The Inattentive Wife – Is Mom Overworked and Unappreciated?

wife and daughter

The divorce rate in America is considered tragic by many; the number of broken homes in this nation seems to grow from year to year. But the complicated causes of divorce and the debatable advantages and disadvantages of it, for all involved, are not really the topic at hand here. Instead, we’re going to talk about one common problem that plagues many marriages. And that problem is, at first glance, children! While most couples yearn to build a family together and almost everyone agrees that children are a gift, increasing the members of the household from 2 to 3, or 4 or more, can mean trouble.

Too often, wives who become new mothers find themselves overburdened and stressed out, focusing all their energy on the children and neglecting their husbands in the process.

So, we’re going to explore why this happens, who—if anyone—is to blame, what the consequences are, and what married couples can do to prevent this from ever happening in the first place! Of course, to find the solution, it’s crucial to truly understand the problem.

Why Does This Happen?

There are many reasons new mothers today often feel too overwhelmed to give their husbands the attention they need. One of the more obvious reasons is that many women today have a lot of roles to juggle, more than they did in the past. In addition to being a wife and mother, they are increasingly balancing full-time jobs—careers they care about. Even with the help of nannies and babysitters, women often find themselves in over their heads. If they don’t feel they have a supportive husband, they may consciously or unconsciously begin resenting them, leading to neglect. The combination of external pressure and resentment can cause conflict, or even worse, the mother and father may become strangers in their own home.

Children are a real handful, especially for young parents who may not have been prepared for the new additions to their home. As wonderful as they are, they also bring financial, emotional, and physical strain. A new baby means saying goodbye to peaceful evenings and hello to sleepless nights and hectic days. The rewards are tremendous, but there is a significant amount of sacrifice for parents who choose to bring a new human into the world.

If a wife is struggling with her role as a parent or feels a distance from her husband, she may dive headfirst into being a mother and end up ignoring other obligations. Who’s to blame? Well, it’s not as black and white as that.

It may seem like a cliché, but communication really is key to a lasting marriage. It’s better to confront troublesome issues directly rather than bury them. After all, they will only resurface later, causing even more problems down the road. If you are a husband who misses the wife you knew before children entered the picture, try putting yourself in her shoes.

Is she balancing a full-time job with parenting? Is she disciplining and caring for the child more than you? Does she feel like she’s neglecting the children when she gives you attention? The answers to these questions could very well be ‘no.’ In that case, ask more questions.

You shouldn’t approach this conversation with the intention of blaming her. A marriage shouldn’t be one big ‘blame game.’ Instead, try to see things from her perspective. Ask her these questions without immediately preparing to defend yourself.

If she’s consumed with childcare and sees you as a background figure, there’s a reason. She may feel resentful toward you for specific reasons, or perhaps she has emotional struggles she’s dealing with. More likely, it’s a combination of factors that have led to the strained relationship you now share after the baby. Children can be a huge distraction from other, less urgent matters. However, if you or your wife are using children as a way to avoid discussing issues related to your marriage, then you can’t let that continue. Children should not be the reason you avoid important conversations. In fact, you owe it to your children to talk about any issues and even argue from time to time.

As a husband, you can show your wife you care by doing simple things, like taking the kids out for dinner (giving her a break) or doing the laundry. You can do these things without her ever asking you. Little gestures like these can make a big difference and remind her that you are there to support her.

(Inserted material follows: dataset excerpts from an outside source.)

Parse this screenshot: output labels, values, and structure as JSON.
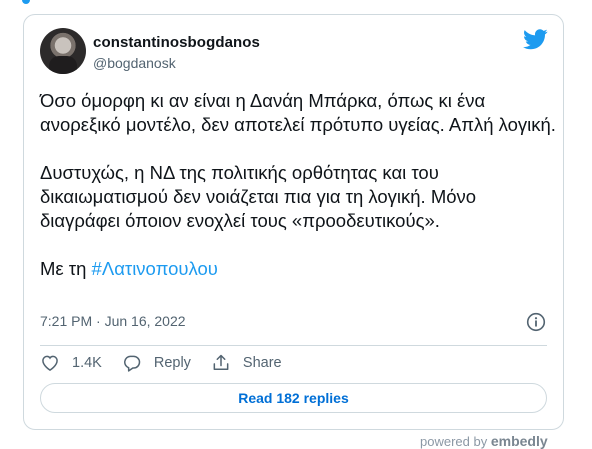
{
  "tweet": {
    "username": "constantinosbogdanos",
    "handle": "@bogdanosk",
    "paragraphs": [
      "Όσο όμορφη κι αν είναι η Δανάη Μπάρκα, όπως κι ένα ανορεξικό μοντέλο, δεν αποτελεί πρότυπο υγείας. Απλή λογική.",
      "Δυστυχώς, η ΝΔ της πολιτικής ορθότητας και του δικαιωματισμού δεν νοιάζεται πια για τη λογική. Μόνο διαγράφει όποιον ενοχλεί τους «προοδευτικούς»."
    ],
    "closing_prefix": "Με τη ",
    "hashtag": "#Λατινοπουλου",
    "timestamp": "7:21 PM · Jun 16, 2022"
  },
  "actions": {
    "likes": "1.4K",
    "reply_label": "Reply",
    "share_label": "Share"
  },
  "read_replies_label": "Read 182 replies",
  "footer": {
    "powered_prefix": "powered by",
    "powered_brand": "embedly"
  },
  "colors": {
    "accent": "#1d9bf0",
    "link_button": "#006fd6",
    "secondary_text": "#536471",
    "border": "#cfd9de"
  },
  "icons": [
    "twitter-bird-icon",
    "info-icon",
    "heart-icon",
    "reply-bubble-icon",
    "share-icon"
  ]
}
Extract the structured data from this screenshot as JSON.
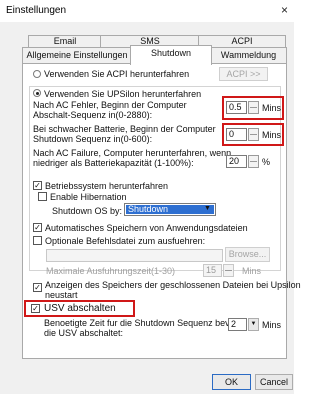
{
  "window": {
    "title": "Einstellungen",
    "close": "×"
  },
  "tabs_row1": [
    "Email",
    "SMS",
    "ACPI"
  ],
  "tabs_row2": [
    "Allgemeine Einstellungen",
    "Shutdown",
    "Wammeldung"
  ],
  "acpi_option": {
    "label": "Verwenden Sie ACPI herunterfahren",
    "button": "ACPI >>"
  },
  "ups_option": {
    "label": "Verwenden Sie UPSilon herunterfahren"
  },
  "ac_fail": {
    "label_line1": "Nach AC Fehler, Beginn der Computer",
    "label_line2": "Abschalt-Sequenz in(0-2880):",
    "value": "0.5",
    "unit": "Mins"
  },
  "low_batt": {
    "label_line1": "Bei schwacher Batterie, Beginn der Computer",
    "label_line2": "Shutdown Sequenz in(0-600):",
    "value": "0",
    "unit": "Mins"
  },
  "capacity": {
    "label_line1": "Nach AC Failure, Computer herunterfahren, wenn",
    "label_line2": "niedriger als Batteriekapazität (1-100%):",
    "value": "20",
    "unit": "%"
  },
  "os_shutdown": {
    "label": "Betriebssystem herunterfahren",
    "hibernation": "Enable Hibernation",
    "os_by_label": "Shutdown OS by:",
    "os_by_value": "Shutdown"
  },
  "autosave": {
    "label": "Automatisches Speichern von Anwendungsdateien"
  },
  "cmdfile": {
    "label": "Optionale Befehlsdatei zum ausfuehren:",
    "browse": "Browse...",
    "max_label": "Maximale Ausfuhrungszeit(1-30)",
    "max_value": "15",
    "max_unit": "Mins"
  },
  "show_files": {
    "label_line1": "Anzeigen des Speichers der geschlossenen Dateien bei Upsilon",
    "label_line2": "neustart"
  },
  "usv_off": {
    "label": "USV abschalten",
    "hint_line1": "Benoetigte Zeit fur die Shutdown Sequenz bevor",
    "hint_line2": "die USV abschaltet:",
    "value": "2",
    "unit": "Mins"
  },
  "buttons": {
    "ok": "OK",
    "cancel": "Cancel"
  },
  "colors": {
    "highlight": "#d01818",
    "selection": "#2e6fd1"
  }
}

Only because we’re discussing women who neglect their husbands after children enter the picture, are we illustrating the roles of mother and father in this particular context. It’s possible you are in a household where you, the husband, share as many or more parenting and domestic responsibilities as your wife. But if that’s the case, you may not be reading this article!

Remember, if talking it over with your wife doesn’t work, it’s okay to seek couples therapy. It can be enormously beneficial to your marriage. If you have any doubts about getting outside help, consider the alternative: an unhappy marriage that may eventually erode and lead to a messy divorce. If you recognize there’s a real problem, you still have the power to save your marriage. Let love and compassion guide your efforts to fix it.